Toyota Motor Corp. (NYSE: TM) said that profit was down almost 20% and it has missed its earnings estimates and withdrawn guidance after Thailand flooding has stopped work at three plants. Toyota ADRs hit a 52-week low in New York of $63,53 and shares are currently down 2.3% at $63.95. These ADRs for Toyota are now close to challenging the $60 or so low of early 2009 during the panic. Honda Motor Co., Ltd. (NYSE: HMC) is down 1.8% at $29.97, but it is still about 6% above its 52-week low of $28.04.

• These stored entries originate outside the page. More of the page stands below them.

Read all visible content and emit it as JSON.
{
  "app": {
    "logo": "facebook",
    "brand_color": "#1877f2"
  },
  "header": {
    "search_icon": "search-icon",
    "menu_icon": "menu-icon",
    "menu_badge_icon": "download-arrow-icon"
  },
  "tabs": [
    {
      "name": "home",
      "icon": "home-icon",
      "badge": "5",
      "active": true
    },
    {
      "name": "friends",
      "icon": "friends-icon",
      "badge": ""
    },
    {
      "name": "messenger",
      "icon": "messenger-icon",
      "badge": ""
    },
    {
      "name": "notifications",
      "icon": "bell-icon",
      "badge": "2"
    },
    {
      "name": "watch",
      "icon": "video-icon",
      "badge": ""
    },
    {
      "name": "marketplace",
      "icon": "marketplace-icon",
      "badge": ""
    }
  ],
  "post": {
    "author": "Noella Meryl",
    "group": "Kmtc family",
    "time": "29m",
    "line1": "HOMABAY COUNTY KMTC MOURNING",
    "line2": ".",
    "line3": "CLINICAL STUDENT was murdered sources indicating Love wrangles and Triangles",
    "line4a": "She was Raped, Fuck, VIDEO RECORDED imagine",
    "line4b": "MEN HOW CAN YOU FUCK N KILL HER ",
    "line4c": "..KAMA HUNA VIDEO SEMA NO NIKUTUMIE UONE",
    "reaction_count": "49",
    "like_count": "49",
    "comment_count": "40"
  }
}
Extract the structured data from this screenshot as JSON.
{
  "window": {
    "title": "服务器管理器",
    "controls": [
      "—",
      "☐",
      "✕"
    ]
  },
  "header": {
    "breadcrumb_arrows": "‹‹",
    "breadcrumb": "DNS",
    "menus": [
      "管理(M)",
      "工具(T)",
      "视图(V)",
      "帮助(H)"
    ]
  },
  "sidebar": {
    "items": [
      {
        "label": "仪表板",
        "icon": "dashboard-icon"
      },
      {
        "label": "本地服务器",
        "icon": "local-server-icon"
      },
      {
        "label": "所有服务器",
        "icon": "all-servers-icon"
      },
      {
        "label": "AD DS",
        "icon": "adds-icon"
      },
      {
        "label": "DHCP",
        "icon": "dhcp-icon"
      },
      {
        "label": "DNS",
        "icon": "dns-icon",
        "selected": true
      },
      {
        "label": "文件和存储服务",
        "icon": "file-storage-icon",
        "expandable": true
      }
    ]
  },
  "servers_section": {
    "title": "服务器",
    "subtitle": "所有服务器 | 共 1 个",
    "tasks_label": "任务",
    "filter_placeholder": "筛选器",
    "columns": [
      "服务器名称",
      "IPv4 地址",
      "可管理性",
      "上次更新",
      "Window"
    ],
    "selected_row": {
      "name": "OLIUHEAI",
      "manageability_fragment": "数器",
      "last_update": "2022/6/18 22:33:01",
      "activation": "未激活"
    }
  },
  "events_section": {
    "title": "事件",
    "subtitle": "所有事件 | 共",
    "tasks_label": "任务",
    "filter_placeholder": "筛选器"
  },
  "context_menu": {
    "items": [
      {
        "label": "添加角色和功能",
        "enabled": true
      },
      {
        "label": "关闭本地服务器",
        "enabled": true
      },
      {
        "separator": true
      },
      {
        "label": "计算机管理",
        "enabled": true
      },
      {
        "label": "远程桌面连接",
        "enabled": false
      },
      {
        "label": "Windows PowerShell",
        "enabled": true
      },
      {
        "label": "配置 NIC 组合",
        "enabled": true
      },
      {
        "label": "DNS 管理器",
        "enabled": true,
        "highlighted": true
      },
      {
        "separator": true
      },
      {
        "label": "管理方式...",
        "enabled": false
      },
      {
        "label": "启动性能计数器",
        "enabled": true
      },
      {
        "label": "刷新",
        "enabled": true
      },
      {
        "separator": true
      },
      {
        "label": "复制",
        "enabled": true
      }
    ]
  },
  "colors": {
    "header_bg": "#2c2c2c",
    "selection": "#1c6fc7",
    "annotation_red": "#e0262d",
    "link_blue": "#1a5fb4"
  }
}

We are looking at electronics and equipment exporters out of Japan as well. Canon Inc. (NYSE: CAJ) and Hitachi Ltd. (NYSE: HIT) are both lower. Sony Corporation (NYSE: SNE) hit a new 52-week low of $17.26 and its ADR is close to challenging the lows of the panic of early 2009. Panasonic Corporation (NYSE: PC) is down almost 3% at $9.02 also at a new 52-week low; but its shares are now lower than they were during the early 2009 panic selling.
Nomura Holdings Inc. (NYSE: NMR) is also following the slide as the accounting shenanigans are likely to ensnare Japanese securities companies due to widespread corporate governance and oversight issues in Japan. The Japanese pound their securities firms when they worry about widespread corruption or widespread fraud as well. Nomura ADRs are down about 9.5% at $3.32 in New York trading after hitting a 52-week low of $3.16 today and the ADR is lower than during the panic selling of early 2009.
The world is full of challenges as is, but when corporate officers are hellbent on mischief it just adds in yet one more pause for concern for the little investors.